Previously, persons who resided abroad were liable to pay a tax at source of 35 per cent. All taxes of the foreign pension recipient, including the calculated municipal tax according to the average municipal tax rate, go to the State.
In some cases, based on a tax agreement between Finland and the person’s country of residence, the pension is not taxed at all in Finland but only in the country of residence.

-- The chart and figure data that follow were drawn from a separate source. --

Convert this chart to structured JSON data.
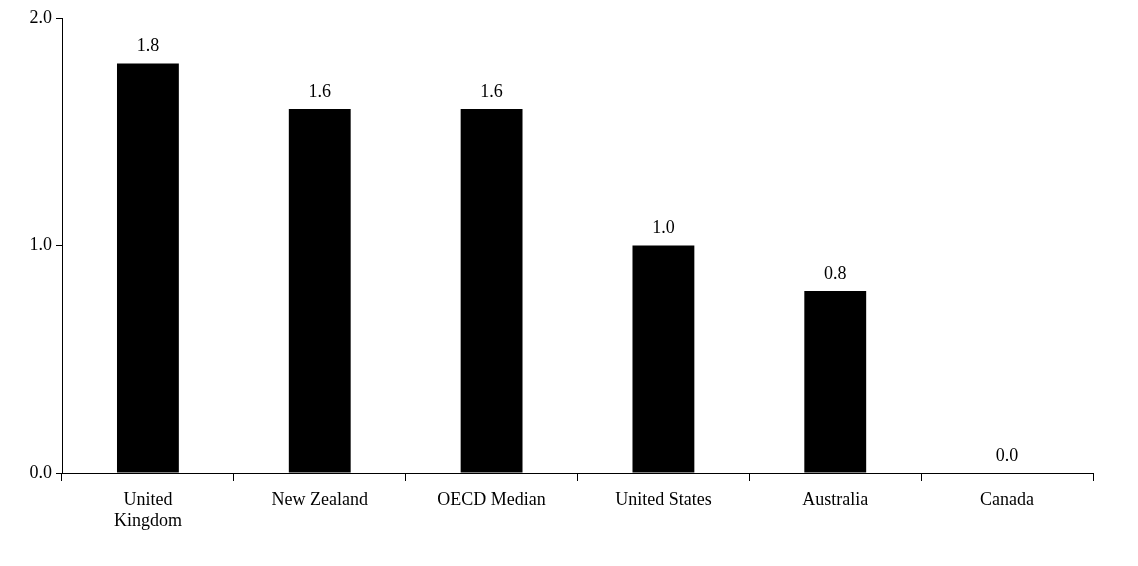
{
  "chart_data": {
    "type": "bar",
    "categories": [
      "United\nKingdom",
      "New Zealand",
      "OECD Median",
      "United States",
      "Australia",
      "Canada"
    ],
    "values": [
      1.8,
      1.6,
      1.6,
      1.0,
      0.8,
      0.0
    ],
    "color": "#000000",
    "value_labels": [
      "1.8",
      "1.6",
      "1.6",
      "1.0",
      "0.8",
      "0.0"
    ],
    "ylim": [
      0,
      2
    ],
    "yticks": [
      {
        "value": 0,
        "label": "0.0"
      },
      {
        "value": 1,
        "label": "1.0"
      },
      {
        "value": 2,
        "label": "2.0"
      }
    ],
    "grid": false,
    "legend": false
  }
}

The pension from abroad has often been taxed in the country from which it is paid. In that case, no income tax is deducted in Finland, but the pension increases the tax rate on income from Finland. Pensions from certain countries are not taxed in the country in question. In such cases, Finland taxes the pensions in the normal way.
The tax treatment of the pension from a specific country is determined by the taxation agreement between Finland and the country in question to prevent double taxation. Finland has concluded such agreements with more than 60 countries. Foreign pensions are often subject to the insured’s contribution for medical care insurance in Finland.
Valid taxation agreements are available at the website of the Finnish Tax Administration.